“Forests are the earth’s lungs,
Trees are the trachea,
Branches are the bronchi.”
Re-Greening Ireland: The Science
We grew up with the beautiful notion of “Green Ireland”. Unfortunately this idea of our green island is now a lie.
We are currently the least forested country in Europe and we are actually among Europe’s largest carbon emitters per capita.
It suprises many people to learn that Ireland’s endless green fields and evergreen tree plantations have actually had a devastating impact on our biodiversity from bugs, to birds to long lost wildlife such as wildcats and wolves.
The small patch of forestry we have is 85% sitka spruce. This is not a rich ecosystem, this is a timber factory, rich in revenues, barren in biodiversity.
The best thing we can do to protect biodiversity and revitalise wildlife is to restore their natural habitat. According to the World Wildlife Fund habitat loss in the form of deforestation is the number one cause of species extinction worldwide.
Planting native trees is the best way we can go about re-greening Ireland and re-vitalising our wildlife.
Reversing Climate Change
Research has shown that planting trees is our most impactful activity for sucking carbon dioxide out of the atmosphere and stabilising our weather systems.
Not all tree planting is good tree planting, however. A report for the Dept of Agriculture has found that Ireland’s Sitka spruce plantations are actually net carbon emitters.
So the message is clear. If you want to become carbon neutral the best thing you can do is plant a diverse mix of native Irish trees in a place they once flourished.
The next big question you are probably asking yourself is “if I want to become carbon neutral, how many trees per year do I need to plant?
Let’s look at both sides of the equation to get a science-based estimate.
How much carbon dioxide does the average Irish person emit per year?
We are the third highest emitters per capita in Europe averaging just over 13 tonnes per person.
How much carbon dioxide does a tree sequester?
Science has yet to arrive at a singular answer to this question. However, there is one answer that makes the most sense to us.
Many experts settle on 5 tonnes as the average amount of CO2 sequestered by a mature tree over its lifetime. We think this is a good estimate to work with.

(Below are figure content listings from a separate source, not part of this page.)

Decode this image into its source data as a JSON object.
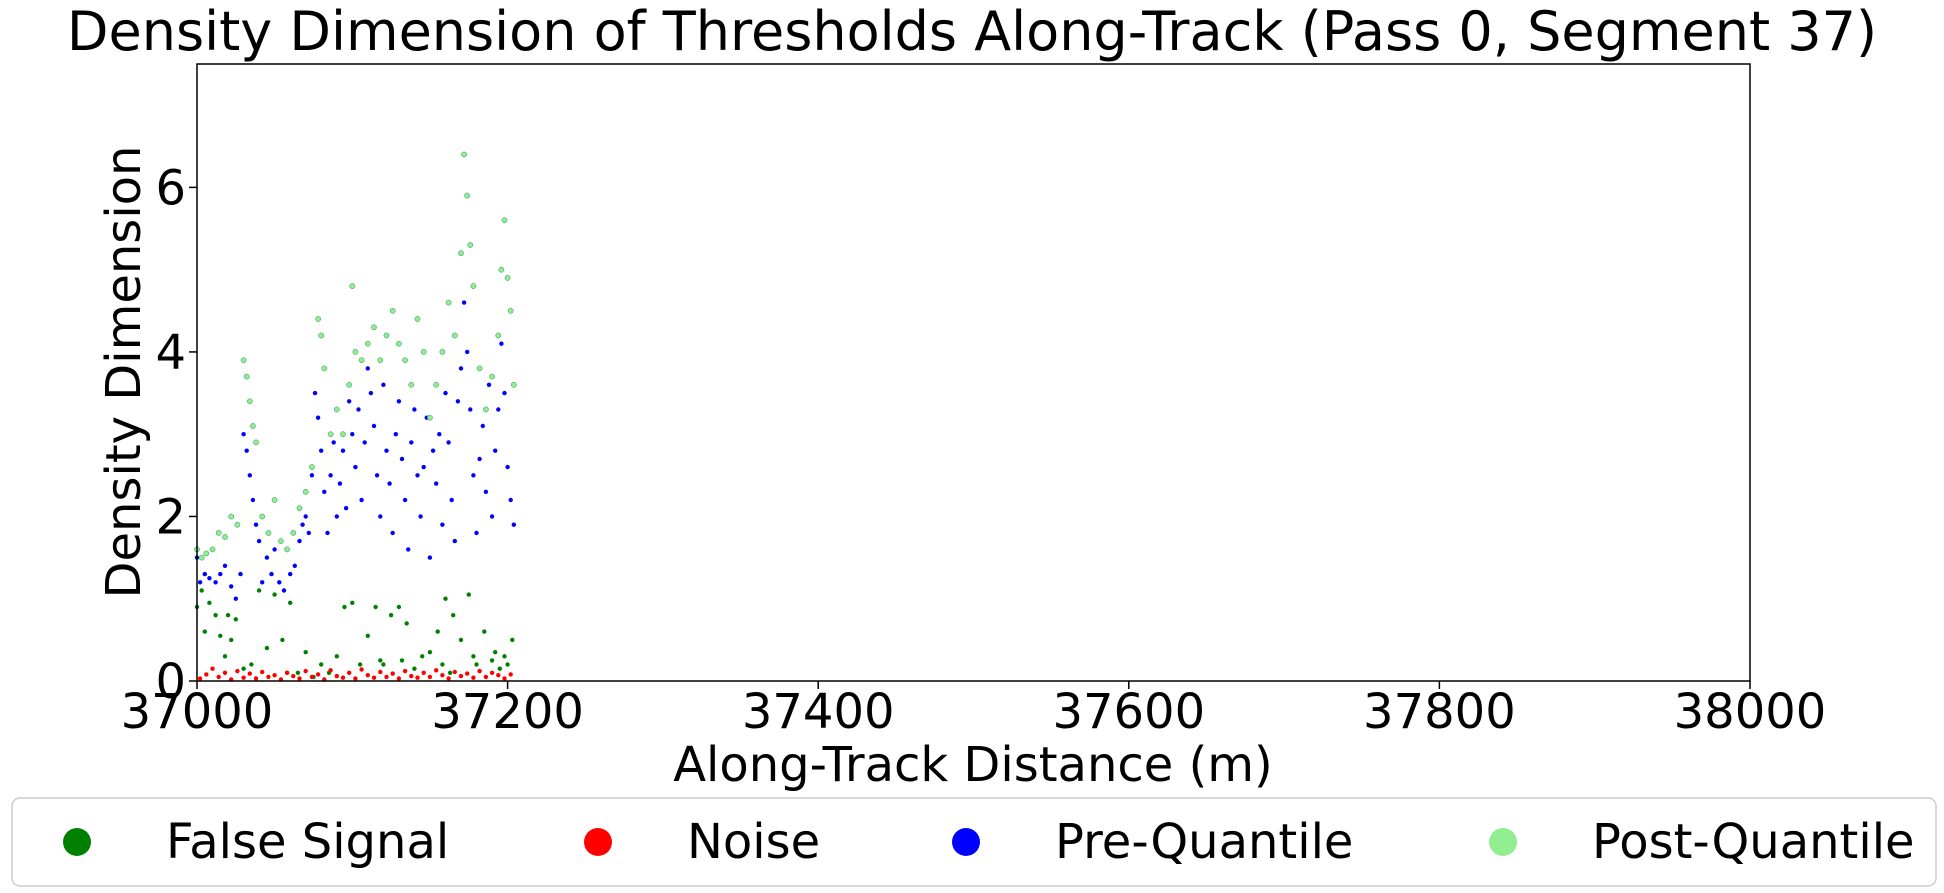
{
  "chart_data": {
    "type": "scatter",
    "title": "Density Dimension of Thresholds Along-Track (Pass 0, Segment 37)",
    "xlabel": "Along-Track Distance (m)",
    "ylabel": "Density Dimension",
    "xlim": [
      37000,
      38000
    ],
    "ylim": [
      0,
      7.5
    ],
    "xticks": [
      "37000",
      "37200",
      "37400",
      "37600",
      "37800",
      "38000"
    ],
    "yticks": [
      "0",
      "2",
      "4",
      "6"
    ],
    "grid": false,
    "legend_position": "bottom",
    "data_extent_x": [
      37000,
      37205
    ],
    "series": [
      {
        "name": "False Signal",
        "color": "#008000",
        "points": [
          [
            37000,
            0.9
          ],
          [
            37003,
            1.1
          ],
          [
            37005,
            0.6
          ],
          [
            37008,
            0.95
          ],
          [
            37012,
            0.8
          ],
          [
            37015,
            0.55
          ],
          [
            37018,
            0.3
          ],
          [
            37020,
            0.8
          ],
          [
            37022,
            0.5
          ],
          [
            37025,
            0.75
          ],
          [
            37030,
            0.15
          ],
          [
            37035,
            0.2
          ],
          [
            37040,
            1.1
          ],
          [
            37045,
            0.4
          ],
          [
            37050,
            1.05
          ],
          [
            37055,
            0.5
          ],
          [
            37058,
            0.1
          ],
          [
            37060,
            0.95
          ],
          [
            37065,
            0.1
          ],
          [
            37070,
            0.35
          ],
          [
            37075,
            0.05
          ],
          [
            37080,
            0.2
          ],
          [
            37085,
            0.1
          ],
          [
            37090,
            0.3
          ],
          [
            37095,
            0.9
          ],
          [
            37100,
            0.95
          ],
          [
            37105,
            0.2
          ],
          [
            37110,
            0.55
          ],
          [
            37115,
            0.9
          ],
          [
            37118,
            0.25
          ],
          [
            37120,
            0.2
          ],
          [
            37125,
            0.8
          ],
          [
            37130,
            0.9
          ],
          [
            37132,
            0.25
          ],
          [
            37135,
            0.7
          ],
          [
            37140,
            0.15
          ],
          [
            37145,
            0.3
          ],
          [
            37150,
            0.35
          ],
          [
            37155,
            0.6
          ],
          [
            37158,
            0.2
          ],
          [
            37160,
            1.0
          ],
          [
            37163,
            0.1
          ],
          [
            37165,
            0.8
          ],
          [
            37170,
            0.5
          ],
          [
            37175,
            1.05
          ],
          [
            37178,
            0.3
          ],
          [
            37180,
            0.2
          ],
          [
            37185,
            0.6
          ],
          [
            37190,
            0.25
          ],
          [
            37192,
            0.35
          ],
          [
            37195,
            0.15
          ],
          [
            37198,
            0.3
          ],
          [
            37200,
            0.2
          ],
          [
            37203,
            0.5
          ]
        ]
      },
      {
        "name": "Noise",
        "color": "#ff0000",
        "points": [
          [
            37002,
            0.03
          ],
          [
            37006,
            0.08
          ],
          [
            37010,
            0.15
          ],
          [
            37014,
            0.05
          ],
          [
            37018,
            0.1
          ],
          [
            37022,
            0.02
          ],
          [
            37026,
            0.12
          ],
          [
            37030,
            0.04
          ],
          [
            37034,
            0.09
          ],
          [
            37038,
            0.03
          ],
          [
            37042,
            0.11
          ],
          [
            37046,
            0.05
          ],
          [
            37050,
            0.07
          ],
          [
            37054,
            0.02
          ],
          [
            37058,
            0.1
          ],
          [
            37062,
            0.06
          ],
          [
            37066,
            0.03
          ],
          [
            37070,
            0.12
          ],
          [
            37074,
            0.05
          ],
          [
            37078,
            0.08
          ],
          [
            37082,
            0.02
          ],
          [
            37086,
            0.13
          ],
          [
            37090,
            0.06
          ],
          [
            37094,
            0.04
          ],
          [
            37098,
            0.1
          ],
          [
            37102,
            0.03
          ],
          [
            37106,
            0.14
          ],
          [
            37110,
            0.07
          ],
          [
            37114,
            0.04
          ],
          [
            37118,
            0.11
          ],
          [
            37122,
            0.05
          ],
          [
            37126,
            0.09
          ],
          [
            37130,
            0.03
          ],
          [
            37134,
            0.12
          ],
          [
            37138,
            0.06
          ],
          [
            37142,
            0.04
          ],
          [
            37146,
            0.1
          ],
          [
            37150,
            0.05
          ],
          [
            37154,
            0.13
          ],
          [
            37158,
            0.07
          ],
          [
            37162,
            0.03
          ],
          [
            37166,
            0.11
          ],
          [
            37170,
            0.06
          ],
          [
            37174,
            0.09
          ],
          [
            37178,
            0.04
          ],
          [
            37182,
            0.12
          ],
          [
            37186,
            0.05
          ],
          [
            37190,
            0.1
          ],
          [
            37194,
            0.07
          ],
          [
            37198,
            0.03
          ],
          [
            37202,
            0.08
          ]
        ]
      },
      {
        "name": "Pre-Quantile",
        "color": "#0000ff",
        "points": [
          [
            37000,
            1.5
          ],
          [
            37002,
            1.2
          ],
          [
            37005,
            1.3
          ],
          [
            37008,
            1.25
          ],
          [
            37012,
            1.2
          ],
          [
            37015,
            1.3
          ],
          [
            37018,
            1.4
          ],
          [
            37022,
            1.15
          ],
          [
            37025,
            1.0
          ],
          [
            37028,
            1.3
          ],
          [
            37030,
            3.0
          ],
          [
            37032,
            2.8
          ],
          [
            37034,
            2.5
          ],
          [
            37036,
            2.2
          ],
          [
            37038,
            1.9
          ],
          [
            37040,
            1.7
          ],
          [
            37042,
            1.2
          ],
          [
            37045,
            1.5
          ],
          [
            37048,
            1.3
          ],
          [
            37050,
            1.6
          ],
          [
            37053,
            1.2
          ],
          [
            37056,
            1.1
          ],
          [
            37060,
            1.3
          ],
          [
            37063,
            1.4
          ],
          [
            37066,
            1.7
          ],
          [
            37068,
            1.9
          ],
          [
            37070,
            2.0
          ],
          [
            37072,
            1.8
          ],
          [
            37074,
            2.5
          ],
          [
            37076,
            3.5
          ],
          [
            37078,
            3.2
          ],
          [
            37080,
            2.8
          ],
          [
            37082,
            2.3
          ],
          [
            37084,
            1.8
          ],
          [
            37086,
            2.5
          ],
          [
            37088,
            2.9
          ],
          [
            37090,
            2.0
          ],
          [
            37092,
            2.4
          ],
          [
            37094,
            2.8
          ],
          [
            37096,
            2.1
          ],
          [
            37098,
            3.4
          ],
          [
            37100,
            3.0
          ],
          [
            37102,
            2.6
          ],
          [
            37104,
            3.3
          ],
          [
            37106,
            2.2
          ],
          [
            37108,
            2.9
          ],
          [
            37110,
            3.8
          ],
          [
            37112,
            3.5
          ],
          [
            37114,
            3.1
          ],
          [
            37116,
            2.5
          ],
          [
            37118,
            2.0
          ],
          [
            37120,
            3.6
          ],
          [
            37122,
            2.8
          ],
          [
            37124,
            2.4
          ],
          [
            37126,
            1.8
          ],
          [
            37128,
            3.0
          ],
          [
            37130,
            3.4
          ],
          [
            37132,
            2.7
          ],
          [
            37134,
            2.2
          ],
          [
            37136,
            1.6
          ],
          [
            37138,
            2.9
          ],
          [
            37140,
            3.3
          ],
          [
            37142,
            2.5
          ],
          [
            37144,
            2.0
          ],
          [
            37146,
            2.6
          ],
          [
            37148,
            3.2
          ],
          [
            37150,
            1.5
          ],
          [
            37152,
            2.8
          ],
          [
            37154,
            2.4
          ],
          [
            37156,
            3.0
          ],
          [
            37158,
            1.9
          ],
          [
            37160,
            3.5
          ],
          [
            37162,
            2.9
          ],
          [
            37164,
            2.2
          ],
          [
            37166,
            1.7
          ],
          [
            37168,
            3.4
          ],
          [
            37170,
            3.8
          ],
          [
            37172,
            4.6
          ],
          [
            37174,
            4.0
          ],
          [
            37176,
            3.3
          ],
          [
            37178,
            2.5
          ],
          [
            37180,
            1.8
          ],
          [
            37182,
            2.7
          ],
          [
            37184,
            3.1
          ],
          [
            37186,
            2.3
          ],
          [
            37188,
            3.6
          ],
          [
            37190,
            2.0
          ],
          [
            37192,
            2.8
          ],
          [
            37194,
            3.3
          ],
          [
            37196,
            4.1
          ],
          [
            37198,
            3.5
          ],
          [
            37200,
            2.6
          ],
          [
            37202,
            2.2
          ],
          [
            37204,
            1.9
          ]
        ]
      },
      {
        "name": "Post-Quantile",
        "color": "#90ee90",
        "points": [
          [
            37000,
            1.6
          ],
          [
            37003,
            1.5
          ],
          [
            37006,
            1.55
          ],
          [
            37010,
            1.6
          ],
          [
            37014,
            1.8
          ],
          [
            37018,
            1.75
          ],
          [
            37022,
            2.0
          ],
          [
            37026,
            1.9
          ],
          [
            37030,
            3.9
          ],
          [
            37032,
            3.7
          ],
          [
            37034,
            3.4
          ],
          [
            37036,
            3.1
          ],
          [
            37038,
            2.9
          ],
          [
            37042,
            2.0
          ],
          [
            37046,
            1.8
          ],
          [
            37050,
            2.2
          ],
          [
            37054,
            1.7
          ],
          [
            37058,
            1.6
          ],
          [
            37062,
            1.8
          ],
          [
            37066,
            2.1
          ],
          [
            37070,
            2.3
          ],
          [
            37074,
            2.6
          ],
          [
            37078,
            4.4
          ],
          [
            37080,
            4.2
          ],
          [
            37082,
            3.8
          ],
          [
            37086,
            3.0
          ],
          [
            37090,
            3.3
          ],
          [
            37094,
            3.0
          ],
          [
            37098,
            3.6
          ],
          [
            37100,
            4.8
          ],
          [
            37102,
            4.0
          ],
          [
            37106,
            3.9
          ],
          [
            37110,
            4.1
          ],
          [
            37114,
            4.3
          ],
          [
            37118,
            3.9
          ],
          [
            37122,
            4.2
          ],
          [
            37126,
            4.5
          ],
          [
            37130,
            4.1
          ],
          [
            37134,
            3.9
          ],
          [
            37138,
            3.6
          ],
          [
            37142,
            4.4
          ],
          [
            37146,
            4.0
          ],
          [
            37150,
            3.2
          ],
          [
            37154,
            3.6
          ],
          [
            37158,
            4.0
          ],
          [
            37162,
            4.6
          ],
          [
            37166,
            4.2
          ],
          [
            37170,
            5.2
          ],
          [
            37172,
            6.4
          ],
          [
            37174,
            5.9
          ],
          [
            37176,
            5.3
          ],
          [
            37178,
            4.8
          ],
          [
            37182,
            3.8
          ],
          [
            37186,
            3.3
          ],
          [
            37190,
            3.7
          ],
          [
            37194,
            4.2
          ],
          [
            37196,
            5.0
          ],
          [
            37198,
            5.6
          ],
          [
            37200,
            4.9
          ],
          [
            37202,
            4.5
          ],
          [
            37204,
            3.6
          ]
        ]
      }
    ]
  }
}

Based on the formula for converting tree mass into CO2 sequestered this puts the average tree mass at 3.6 tonnes.
A separate study on calculating the weight of hardwood trees, put 3.55 tonnes as the median weight of a mature hardwood tree.
So the science says the median tree weight is 3.55 tonnes, which would hold 5 tonnes of sequestered CO2.

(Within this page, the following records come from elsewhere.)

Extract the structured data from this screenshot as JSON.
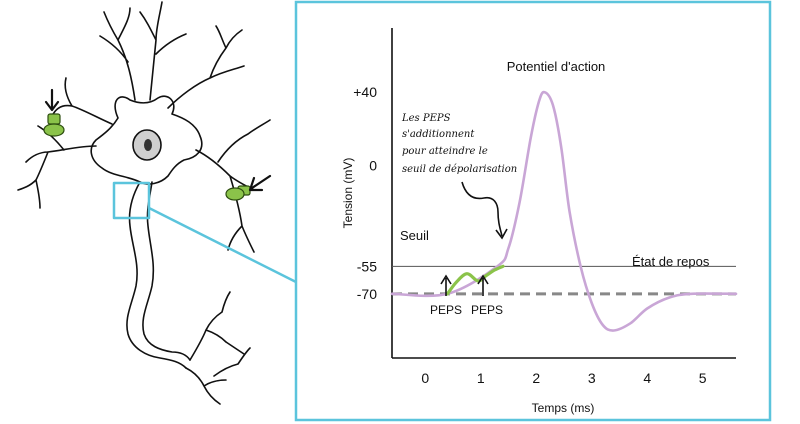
{
  "chart_data": {
    "type": "line",
    "xlabel": "Temps (ms)",
    "ylabel": "Tension (mV)",
    "x_ticks": [
      "0",
      "1",
      "2",
      "3",
      "4",
      "5"
    ],
    "y_ticks": [
      "+40",
      "0",
      "-55",
      "-70"
    ],
    "xlim": [
      -0.6,
      5.6
    ],
    "ylim": [
      -105,
      75
    ],
    "threshold_mV": -55,
    "resting_mV": -70,
    "threshold_label": "Seuil",
    "resting_label": "État de repos",
    "peak_label": "Potentiel d'action",
    "peps_labels": [
      "PEPS",
      "PEPS"
    ],
    "annotation_lines": [
      "Les PEPS",
      "s'additionnent",
      "pour atteindre le",
      "seuil de dépolarisation"
    ],
    "series": [
      {
        "color": "#c9a6d6",
        "x": [
          -0.6,
          0.4,
          1.3,
          1.5,
          1.7,
          1.9,
          2.05,
          2.15,
          2.3,
          2.45,
          2.6,
          2.8,
          3.0,
          3.2,
          3.4,
          3.7,
          4.0,
          4.4,
          4.8,
          5.6
        ],
        "y": [
          -70,
          -70,
          -55,
          -45,
          -20,
          15,
          35,
          40,
          33,
          10,
          -25,
          -55,
          -75,
          -87,
          -90,
          -86,
          -78,
          -72,
          -70,
          -70
        ]
      },
      {
        "color": "#8bc34a",
        "x": [
          0.4,
          0.55,
          0.75,
          0.95,
          1.1,
          1.25,
          1.4
        ],
        "y": [
          -70,
          -64,
          -59,
          -63,
          -60,
          -57,
          -55
        ]
      }
    ]
  },
  "colors": {
    "frame": "#5bc4dc",
    "action_potential": "#c9a6d6",
    "peps": "#8bc34a",
    "resting_line": "#888888",
    "threshold_line": "#555555"
  }
}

So if 3 of the trees you plant reach a grand old age they will have sequestered 15 tonnes in their lifetime, which is a bit more than an Irish persons annual emmissions, meaning you are carbon neutral for 1 year. If 4 or more reach maturity you are comfortably carbon negative for one year.
25% of trees planted thriving through to maturity is a conservative estimate. We’d be optimistic it will be this figure or better.

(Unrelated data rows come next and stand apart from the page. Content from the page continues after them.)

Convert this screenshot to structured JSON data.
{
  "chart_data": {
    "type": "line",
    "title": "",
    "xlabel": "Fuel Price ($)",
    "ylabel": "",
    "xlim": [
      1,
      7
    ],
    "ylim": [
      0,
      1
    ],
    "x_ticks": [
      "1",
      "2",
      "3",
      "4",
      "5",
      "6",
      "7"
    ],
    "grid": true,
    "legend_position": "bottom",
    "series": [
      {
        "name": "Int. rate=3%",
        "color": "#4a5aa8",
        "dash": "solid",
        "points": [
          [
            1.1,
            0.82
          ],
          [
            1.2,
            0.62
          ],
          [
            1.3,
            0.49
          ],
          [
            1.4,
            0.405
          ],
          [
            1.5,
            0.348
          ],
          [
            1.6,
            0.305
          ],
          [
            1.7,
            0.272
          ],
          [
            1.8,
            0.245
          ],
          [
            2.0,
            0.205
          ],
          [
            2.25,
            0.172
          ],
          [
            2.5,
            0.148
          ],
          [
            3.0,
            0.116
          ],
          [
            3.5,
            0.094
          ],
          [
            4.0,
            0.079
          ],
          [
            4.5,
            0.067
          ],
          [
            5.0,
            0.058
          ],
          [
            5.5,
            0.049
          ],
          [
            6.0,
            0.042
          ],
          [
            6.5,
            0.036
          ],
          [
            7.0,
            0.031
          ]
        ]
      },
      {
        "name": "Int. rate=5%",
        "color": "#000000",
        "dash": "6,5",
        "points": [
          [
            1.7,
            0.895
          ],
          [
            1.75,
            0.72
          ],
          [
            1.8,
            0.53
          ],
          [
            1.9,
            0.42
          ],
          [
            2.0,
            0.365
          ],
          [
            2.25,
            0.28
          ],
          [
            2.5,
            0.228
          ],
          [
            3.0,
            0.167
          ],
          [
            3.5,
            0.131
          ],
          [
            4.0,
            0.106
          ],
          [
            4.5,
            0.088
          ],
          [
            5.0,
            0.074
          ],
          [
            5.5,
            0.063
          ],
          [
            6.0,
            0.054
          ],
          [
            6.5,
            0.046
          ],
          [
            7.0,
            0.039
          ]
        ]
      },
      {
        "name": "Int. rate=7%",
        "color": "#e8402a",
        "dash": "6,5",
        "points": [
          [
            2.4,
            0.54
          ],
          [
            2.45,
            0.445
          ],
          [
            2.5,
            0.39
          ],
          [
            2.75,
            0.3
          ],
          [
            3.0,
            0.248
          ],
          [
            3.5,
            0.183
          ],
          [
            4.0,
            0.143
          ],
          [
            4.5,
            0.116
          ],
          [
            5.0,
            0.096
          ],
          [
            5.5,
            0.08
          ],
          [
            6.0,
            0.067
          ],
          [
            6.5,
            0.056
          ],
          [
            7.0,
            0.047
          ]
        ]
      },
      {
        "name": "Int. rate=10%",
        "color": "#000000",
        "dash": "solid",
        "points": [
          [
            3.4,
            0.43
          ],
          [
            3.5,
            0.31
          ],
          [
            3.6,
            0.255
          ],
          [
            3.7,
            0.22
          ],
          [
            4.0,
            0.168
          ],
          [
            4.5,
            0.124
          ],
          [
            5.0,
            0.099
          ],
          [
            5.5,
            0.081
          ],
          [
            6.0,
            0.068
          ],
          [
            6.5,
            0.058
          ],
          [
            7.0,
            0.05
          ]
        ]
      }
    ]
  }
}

So how many trees do you need to plant per year to be carbon neutral or better?
Based on the science above, a dozen trees per year will see you sorted.
Let’s get started!
The Miyawaki Method
Our first Reforestation project Wolfgang Woods #1, is Ireland’s first Miyawaki Forest.
The Miyawaki Method of Forestry, popularised by a 2014 TED talk promises to grow mature native forests 10 times faster, sequestering more carbon CO2 and 100 times more biodiverse than conventional plantations. The core pillars of the method are density and diversity. Density creates undersoil co-operation and above soil competition. By planting native trees very close together the underground root network, “the wood wide web” establishes quickly. This undersoil root network provides many benefits to the trees including the ability to pass nutrients and water to the trees that need them most. Above ground, the trees stretch up faster as they are competing with each other for light in unusually close quarters. The diverse selection of native trees means the soil is enriched by a “diverse diet” enhancing the health of the root network and spurring the growth of the trees.
European Research has found the method is so effective it’s enabled reforestation efforts succeed in areas trees just wouldn’t take previously and even in those unfavourable conditions trees show 3-5 times more growth than usual after 11 years.
We’ve adapted the Mikawaki Method for our Reforestation efforts. The Wolfgang adaptation is more organic and less resource-heavy.
1 year after planting, trees expected to grow up to 3 feet per year had already shown over 6 feet growth in Wolfgang Woods #1!